THE ROLE OF NITRIC OXIDE GENERATION IN THE TUMOR NECROSIS FACTOR-ALPHA-MEDIATED

STIMULATION OF CILIARY ACTIVITY IN CULTURED HUMAN SINUS EPITHELIAL CELLS

Abstract

The primary function of the well-differentiated ciliated epithelium in the human paranasal sinuses is to eliminate microorganisms, debris, and foreign particles through the beating action of cilia. While factors regulating ciliary activity are not fully understood, we have demonstrated the expression of different nitric oxide synthase (NOS) isoforms in cultured human paranasal epithelial cells and have shown that ciliary activity in these cells is upregulated via an NO-dependent mechanisim. In this study, we studied the function of endogenously generated NO in signal transduction and discuss the role of NO synthesized by different isoforms with the ciliated cell. Cultured human paranasal sinus epithelium was incubated either with TNF-α (1ng/ml), dexamethazone (10^-6M), or nothing for 24 hours. Ciliary beat frequency (CBF) of ciliated cells in each group was measured photoelectrically at baseline and after the addition of 1mM each of L-arginine, L-NAME (a non specific NOS inhibitor), or S-ethylisothiourea (EIT, a specific inducible NOS inhibitor).
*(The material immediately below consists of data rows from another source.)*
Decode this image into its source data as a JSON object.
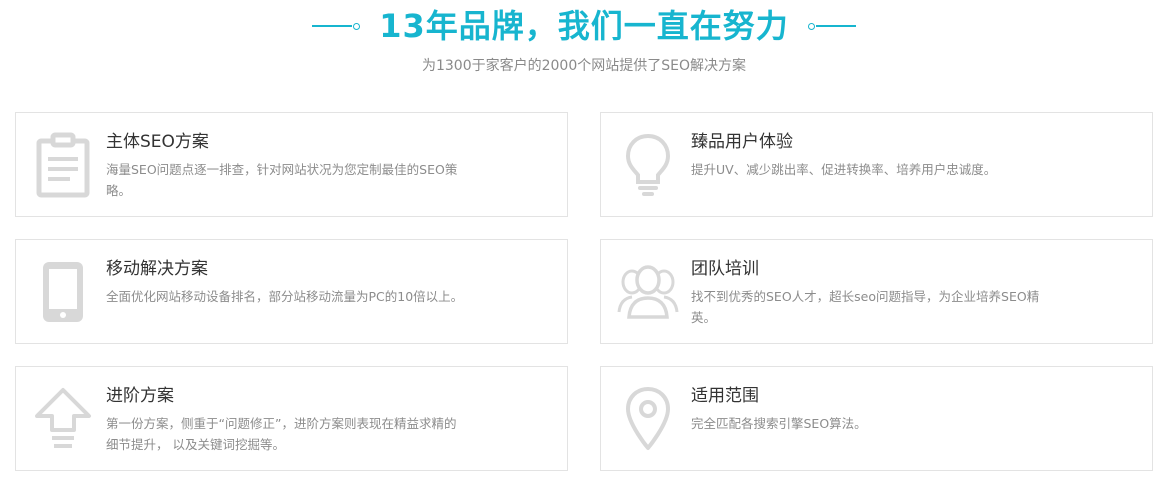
{
  "header": {
    "title": "13年品牌，我们一直在努力",
    "subtitle": "为1300于家客户的2000个网站提供了SEO解决方案"
  },
  "colors": {
    "accent": "#17b5cf",
    "icon": "#d8d8d8",
    "border": "#e3e3e3"
  },
  "cards": [
    {
      "icon": "clipboard-icon",
      "title": "主体SEO方案",
      "desc": "海量SEO问题点逐一排查，针对网站状况为您定制最佳的SEO策略。"
    },
    {
      "icon": "lightbulb-icon",
      "title": "臻品用户体验",
      "desc": "提升UV、减少跳出率、促进转换率、培养用户忠诚度。"
    },
    {
      "icon": "mobile-phone-icon",
      "title": "移动解决方案",
      "desc": "全面优化网站移动设备排名，部分站移动流量为PC的10倍以上。"
    },
    {
      "icon": "team-icon",
      "title": "团队培训",
      "desc": "找不到优秀的SEO人才，超长seo问题指导，为企业培养SEO精英。"
    },
    {
      "icon": "upload-arrow-icon",
      "title": "进阶方案",
      "desc": "第一份方案，侧重于“问题修正”，进阶方案则表现在精益求精的细节提升， 以及关键词挖掘等。"
    },
    {
      "icon": "location-pin-icon",
      "title": "适用范围",
      "desc": "完全匹配各搜索引擎SEO算法。"
    }
  ]
}
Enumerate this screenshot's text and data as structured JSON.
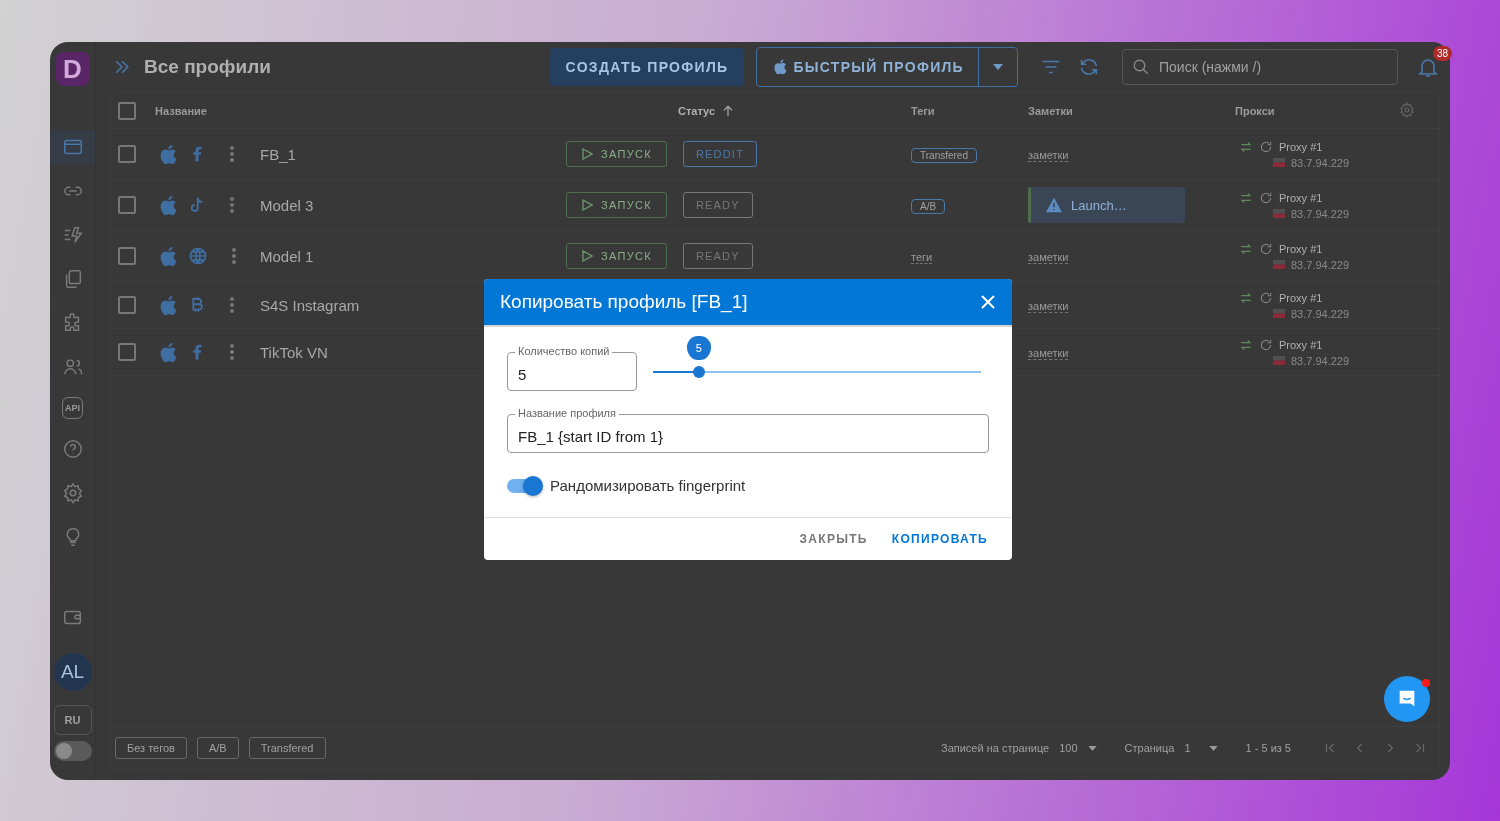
{
  "app": {
    "logo": "D",
    "title": "Все профили"
  },
  "sidebar": {
    "items": [
      {
        "kind": "browser",
        "selected": true
      },
      {
        "kind": "link",
        "selected": false
      },
      {
        "kind": "automation",
        "selected": false
      },
      {
        "kind": "copy",
        "selected": false
      },
      {
        "kind": "extension",
        "selected": false
      },
      {
        "kind": "team",
        "selected": false
      },
      {
        "kind": "api",
        "label": "API",
        "selected": false
      },
      {
        "kind": "help",
        "selected": false
      },
      {
        "kind": "settings",
        "selected": false
      },
      {
        "kind": "idea",
        "selected": false
      }
    ],
    "avatar": "AL",
    "language": "RU",
    "theme_toggle": {
      "on": false
    }
  },
  "toolbar": {
    "create_button": "СОЗДАТЬ ПРОФИЛЬ",
    "quick_button": "БЫСТРЫЙ ПРОФИЛЬ",
    "search": {
      "placeholder": "Поиск (нажми /)"
    },
    "notifications": "38"
  },
  "table": {
    "all_selected": false,
    "columns": [
      {
        "label": "Название",
        "sorted": false
      },
      {
        "label": "Статус",
        "sorted": true
      },
      {
        "label": "Теги",
        "sorted": false
      },
      {
        "label": "Заметки",
        "sorted": false
      },
      {
        "label": "Прокси",
        "sorted": false
      }
    ],
    "rows": [
      {
        "selected": false,
        "name": "FB_1",
        "icons": [
          {
            "kind": "apple"
          },
          {
            "kind": "facebook"
          }
        ],
        "launch": "ЗАПУСК",
        "status": {
          "label": "REDDIT",
          "color": "#4a78aa"
        },
        "tag": {
          "kind": "badge",
          "text": "Transfered"
        },
        "note": {
          "kind": "link",
          "text": "заметки"
        },
        "proxy": {
          "name": "Proxy #1",
          "ip": "83.7.94.229"
        }
      },
      {
        "selected": false,
        "name": "Model 3",
        "icons": [
          {
            "kind": "apple"
          },
          {
            "kind": "tiktok"
          }
        ],
        "launch": "ЗАПУСК",
        "status": {
          "label": "READY",
          "color": "#777777"
        },
        "tag": {
          "kind": "badge",
          "text": "A/B"
        },
        "note": {
          "kind": "warning",
          "text": "Launch…"
        },
        "proxy": {
          "name": "Proxy #1",
          "ip": "83.7.94.229"
        }
      },
      {
        "selected": false,
        "name": "Model 1",
        "icons": [
          {
            "kind": "apple"
          },
          {
            "kind": "web"
          }
        ],
        "launch": "ЗАПУСК",
        "status": {
          "label": "READY",
          "color": "#777777"
        },
        "tag": {
          "kind": "placeholder",
          "text": "теги"
        },
        "note": {
          "kind": "link",
          "text": "заметки"
        },
        "proxy": {
          "name": "Proxy #1",
          "ip": "83.7.94.229"
        }
      },
      {
        "selected": false,
        "name": "S4S Instagram",
        "icons": [
          {
            "kind": "apple"
          },
          {
            "kind": "bitcoin"
          }
        ],
        "note": {
          "kind": "link",
          "text": "заметки"
        },
        "proxy": {
          "name": "Proxy #1",
          "ip": "83.7.94.229"
        }
      },
      {
        "selected": false,
        "name": "TikTok VN",
        "icons": [
          {
            "kind": "apple"
          },
          {
            "kind": "facebook"
          }
        ],
        "note": {
          "kind": "link",
          "text": "заметки"
        },
        "proxy": {
          "name": "Proxy #1",
          "ip": "83.7.94.229"
        }
      }
    ]
  },
  "footer": {
    "tag_filters": [
      "Без тегов",
      "A/B",
      "Transfered"
    ],
    "rows_per_page_label": "Записей на странице",
    "rows_per_page": "100",
    "page_label": "Страница",
    "page": "1",
    "range": "1 - 5 из 5"
  },
  "dialog": {
    "title": "Копировать профиль [FB_1]",
    "copies": {
      "label": "Количество копий",
      "value": "5"
    },
    "slider": {
      "level": 0.14,
      "value_label": "5"
    },
    "name_field": {
      "label": "Название профиля",
      "value": "FB_1 {start ID from 1}"
    },
    "randomize": {
      "label": "Рандомизировать fingerprint",
      "on": true
    },
    "buttons": [
      {
        "label": "ЗАКРЫТЬ",
        "kind": "text"
      },
      {
        "label": "КОПИРОВАТЬ",
        "kind": "primary"
      }
    ]
  }
}
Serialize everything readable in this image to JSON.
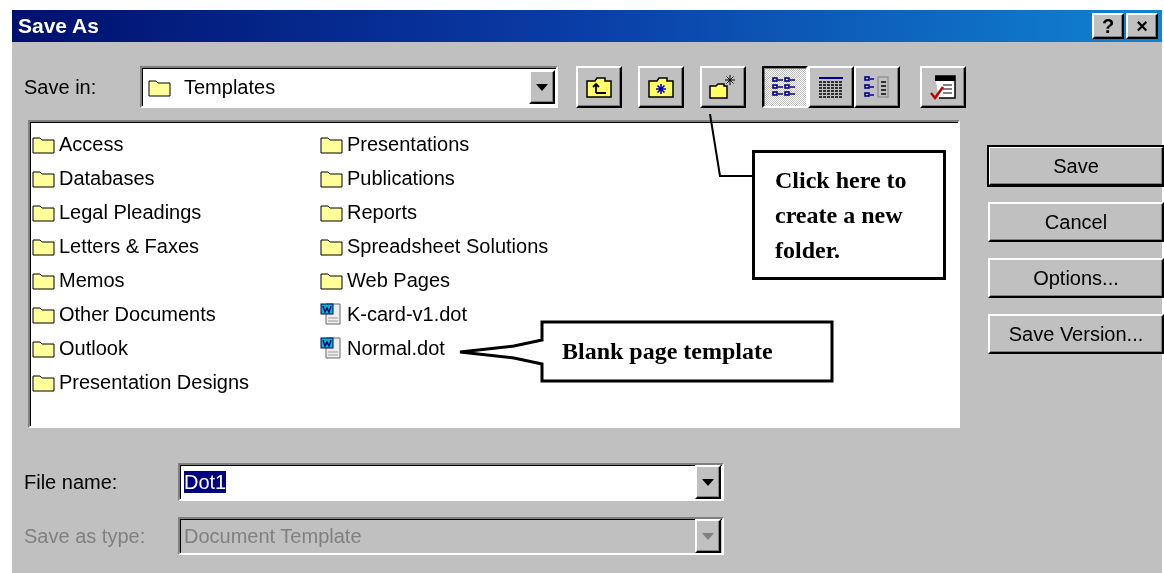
{
  "window": {
    "title": "Save As",
    "buttons": [
      "?",
      "×"
    ]
  },
  "save_in": {
    "label": "Save in:",
    "value": "Templates"
  },
  "toolbar": [
    {
      "kind": "up",
      "selected": false
    },
    {
      "kind": "search",
      "selected": false
    },
    {
      "kind": "new-folder",
      "selected": false
    },
    {
      "kind": "list",
      "selected": true
    },
    {
      "kind": "details",
      "selected": false
    },
    {
      "kind": "properties",
      "selected": false
    },
    {
      "kind": "tools",
      "selected": false
    }
  ],
  "files": [
    {
      "kind": "folder",
      "name": "Access"
    },
    {
      "kind": "folder",
      "name": "Databases"
    },
    {
      "kind": "folder",
      "name": "Legal Pleadings"
    },
    {
      "kind": "folder",
      "name": "Letters & Faxes"
    },
    {
      "kind": "folder",
      "name": "Memos"
    },
    {
      "kind": "folder",
      "name": "Other Documents"
    },
    {
      "kind": "folder",
      "name": "Outlook"
    },
    {
      "kind": "folder",
      "name": "Presentation Designs"
    },
    {
      "kind": "folder",
      "name": "Presentations"
    },
    {
      "kind": "folder",
      "name": "Publications"
    },
    {
      "kind": "folder",
      "name": "Reports"
    },
    {
      "kind": "folder",
      "name": "Spreadsheet Solutions"
    },
    {
      "kind": "folder",
      "name": "Web Pages"
    },
    {
      "kind": "document",
      "name": "K-card-v1.dot"
    },
    {
      "kind": "document",
      "name": "Normal.dot"
    }
  ],
  "file_name": {
    "label": "File name:",
    "value": "Dot1",
    "value_selected": true,
    "disabled": false
  },
  "save_as_type": {
    "label": "Save as type:",
    "value": "Document Template",
    "value_selected": false,
    "disabled": true
  },
  "buttons": [
    {
      "label": "Save",
      "default": true
    },
    {
      "label": "Cancel",
      "default": false
    },
    {
      "label": "Options...",
      "default": false
    },
    {
      "label": "Save Version...",
      "default": false
    }
  ],
  "callouts": [
    {
      "kind": "leader",
      "text": "Click here to create a new folder."
    },
    {
      "kind": "arrow",
      "text": "Blank page template"
    }
  ]
}
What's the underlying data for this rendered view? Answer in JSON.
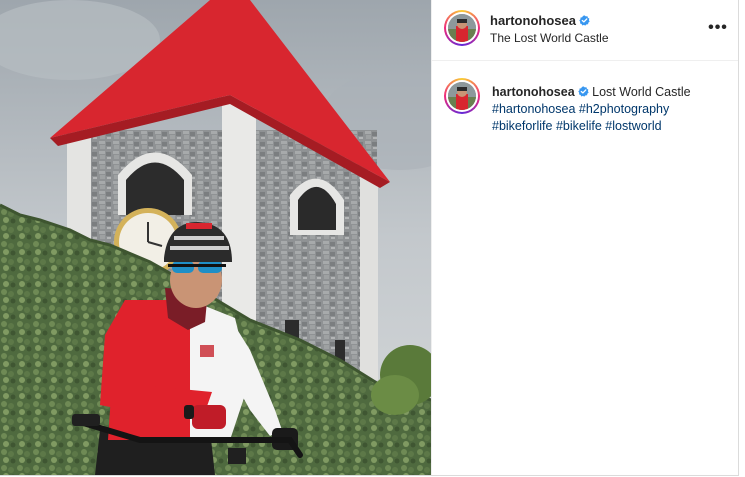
{
  "post": {
    "username": "hartonohosea",
    "location": "The Lost World Castle",
    "more_label": "•••",
    "caption": {
      "username": "hartonohosea",
      "text": "Lost World Castle",
      "hashtags": [
        "#hartonohosea",
        "#h2photography",
        "#bikeforlife",
        "#bikelife",
        "#lostworld"
      ]
    }
  },
  "colors": {
    "roof": "#d8262f",
    "verified": "#3897f0",
    "hashtag": "#00376b",
    "jersey": "#e0222c"
  },
  "icons": {
    "verified": "verified-badge-icon",
    "more": "more-options-icon"
  }
}
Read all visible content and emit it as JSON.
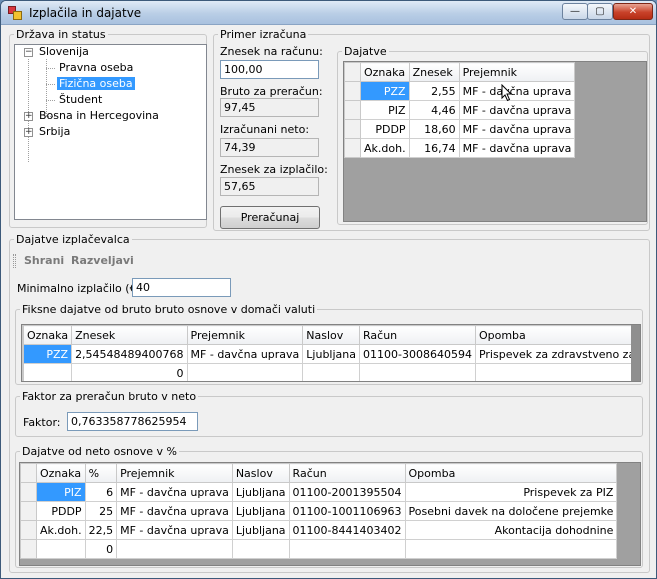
{
  "window": {
    "title": "Izplačila in dajatve",
    "min": "—",
    "max": "▢",
    "close": "✕"
  },
  "country_group": {
    "legend": "Država in status",
    "tree": [
      {
        "label": "Slovenija",
        "expander": "−"
      },
      {
        "label": "Pravna oseba"
      },
      {
        "label": "Fizična oseba"
      },
      {
        "label": "Študent"
      },
      {
        "label": "Bosna in Hercegovina",
        "expander": "+"
      },
      {
        "label": "Srbija",
        "expander": "+"
      }
    ]
  },
  "example_group": {
    "legend": "Primer izračuna",
    "invoice_label": "Znesek na računu:",
    "invoice_value": "100,00",
    "gross_label": "Bruto za preračun:",
    "gross_value": "97,45",
    "net_label": "Izračunani neto:",
    "net_value": "74,39",
    "payout_label": "Znesek za izplačilo:",
    "payout_value": "57,65",
    "calc_button": "Preračunaj"
  },
  "taxes_group": {
    "legend": "Dajatve",
    "columns": [
      "Oznaka",
      "Znesek",
      "Prejemnik"
    ],
    "rows": [
      [
        "PZZ",
        "2,55",
        "MF - davčna uprava"
      ],
      [
        "PIZ",
        "4,46",
        "MF - davčna uprava"
      ],
      [
        "PDDP",
        "18,60",
        "MF - davčna uprava"
      ],
      [
        "Ak.doh.",
        "16,74",
        "MF - davčna uprava"
      ]
    ]
  },
  "payer_group": {
    "legend": "Dajatve izplačevalca",
    "save": "Shrani",
    "undo": "Razveljavi",
    "min_label": "Minimalno izplačilo (€):",
    "min_value": "40"
  },
  "fixed_group": {
    "legend": "Fiksne dajatve od bruto bruto osnove v domači valuti",
    "columns": [
      "Oznaka",
      "Znesek",
      "Prejemnik",
      "Naslov",
      "Račun",
      "Opomba"
    ],
    "rows": [
      [
        "PZZ",
        "2,54548489400768",
        "MF - davčna uprava",
        "Ljubljana",
        "01100-3008640594",
        "Prispevek za zdravstveno zavarovanje"
      ],
      [
        "",
        "0",
        "",
        "",
        "",
        ""
      ]
    ]
  },
  "factor_group": {
    "legend": "Faktor za preračun bruto v neto",
    "label": "Faktor:",
    "value": "0,763358778625954"
  },
  "percent_group": {
    "legend": "Dajatve od neto osnove v %",
    "columns": [
      "Oznaka",
      "%",
      "Prejemnik",
      "Naslov",
      "Račun",
      "Opomba"
    ],
    "rows": [
      [
        "PIZ",
        "6",
        "MF - davčna uprava",
        "Ljubljana",
        "01100-2001395504",
        "Prispevek za PIZ"
      ],
      [
        "PDDP",
        "25",
        "MF - davčna uprava",
        "Ljubljana",
        "01100-1001106963",
        "Posebni davek na določene prejemke"
      ],
      [
        "Ak.doh.",
        "22,5",
        "MF - davčna uprava",
        "Ljubljana",
        "01100-8441403402",
        "Akontacija dohodnine"
      ],
      [
        "",
        "0",
        "",
        "",
        "",
        ""
      ]
    ]
  }
}
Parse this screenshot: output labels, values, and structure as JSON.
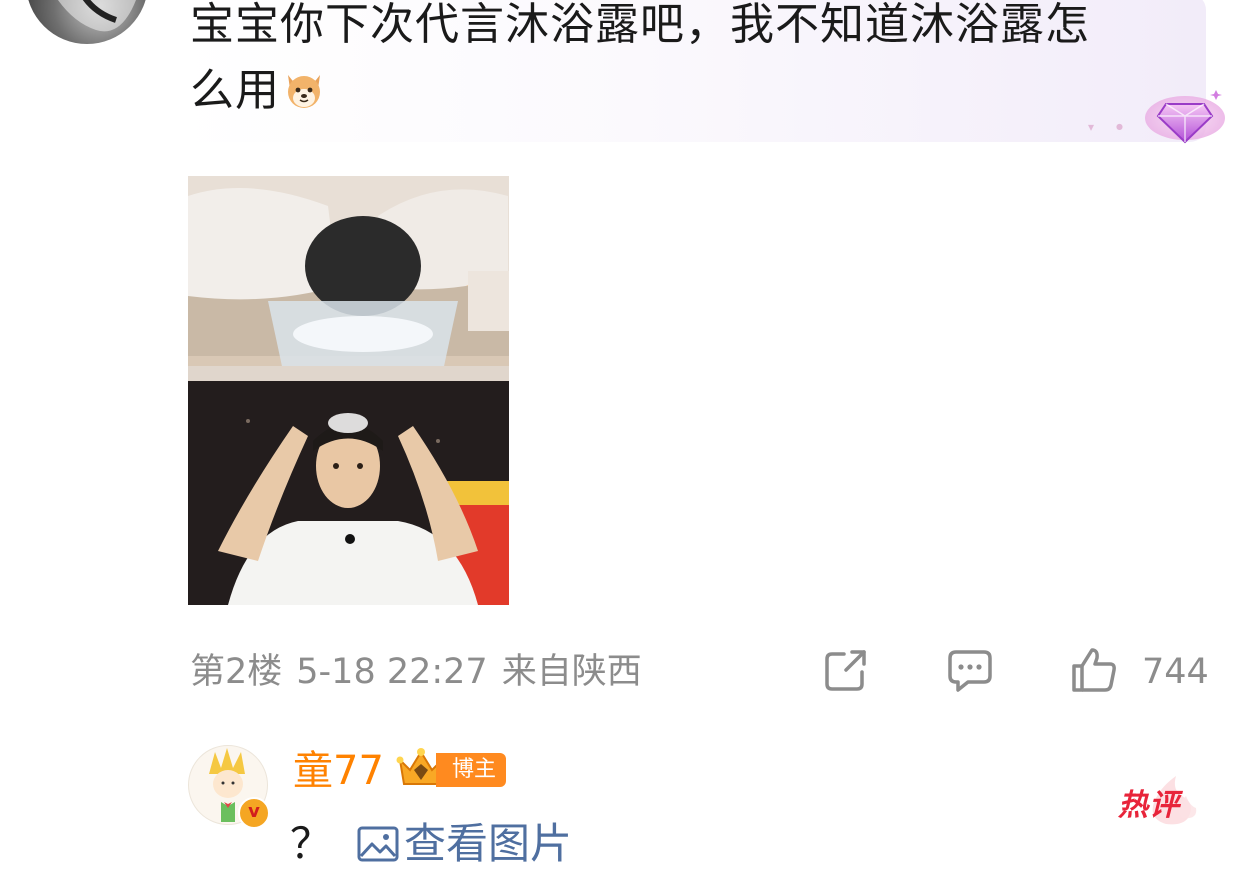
{
  "comment": {
    "text_line1": "宝宝你下次代言沐浴露吧，我不知道沐浴露怎",
    "text_line2": "么用",
    "emoji": "dog-emoji",
    "floor": "第2楼",
    "datetime": "5-18 22:27",
    "location": "来自陕西",
    "like_count": "744"
  },
  "reply": {
    "username": "童77",
    "badge": "博主",
    "verified_mark": "v",
    "text": "？",
    "view_image_label": "查看图片",
    "hot_label": "热评"
  },
  "icons": {
    "share": "share-icon",
    "comment": "comment-icon",
    "like": "thumbs-up-icon",
    "image": "image-icon"
  },
  "colors": {
    "username": "#ff8200",
    "link": "#4f6fa0",
    "meta": "#8c8c8c",
    "hot": "#e8243a"
  }
}
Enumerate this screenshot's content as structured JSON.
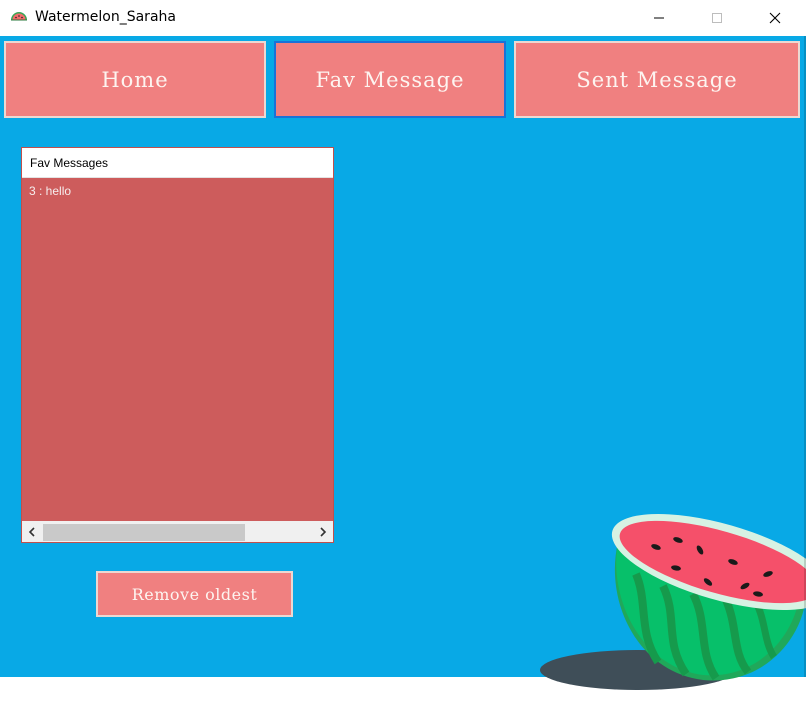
{
  "window": {
    "title": "Watermelon_Saraha",
    "app_icon": "watermelon-icon",
    "controls": [
      "minimize-icon",
      "maximize-icon",
      "close-icon"
    ]
  },
  "nav": {
    "home_label": "Home",
    "fav_label": "Fav Message",
    "sent_label": "Sent Message",
    "active": "Fav Message"
  },
  "fav_list": {
    "header": "Fav Messages",
    "items": [
      "3 : hello"
    ]
  },
  "actions": {
    "remove_label": "Remove oldest"
  },
  "colors": {
    "background": "#08a9e6",
    "button": "#f08080",
    "list_background": "#cd5c5c",
    "active_border": "#1a72d8"
  },
  "decoration": {
    "illustration": "watermelon-slice-illustration"
  }
}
The addition of L-arginine rapidly increased CBF in the untreated group (18.7%) and in the dexamethazone-treated group (21.5%), whereas the increase in the TNF-α-treated group was 9.2%, significantly lower than in the other 2 groups. The addition of EIT significantly increased CBF in the TNF-α-treated group (12.1%), but neither of the other 2 groups showed a significant change in CBF from the baseline. L-NAME rapidly decreased CBF by 17-21% within 5 minutes in all groups, decreases that were not statistically significant between groups. Immunocytochemical studies demonstrated constitutive endothelial NOS (eNOS) expression in all groups and strong iNOS reactivity in cells treated with TNF-α, indicating that NO generation by epithelial ciliated cells is mediated via different NOS isoforms and is constitutively involved in CBF regulation. We further surmise that NO modulates CBF in cultured sinus ciliated cells differently under conditions when iNOS expression is strongly augmented inside the cells.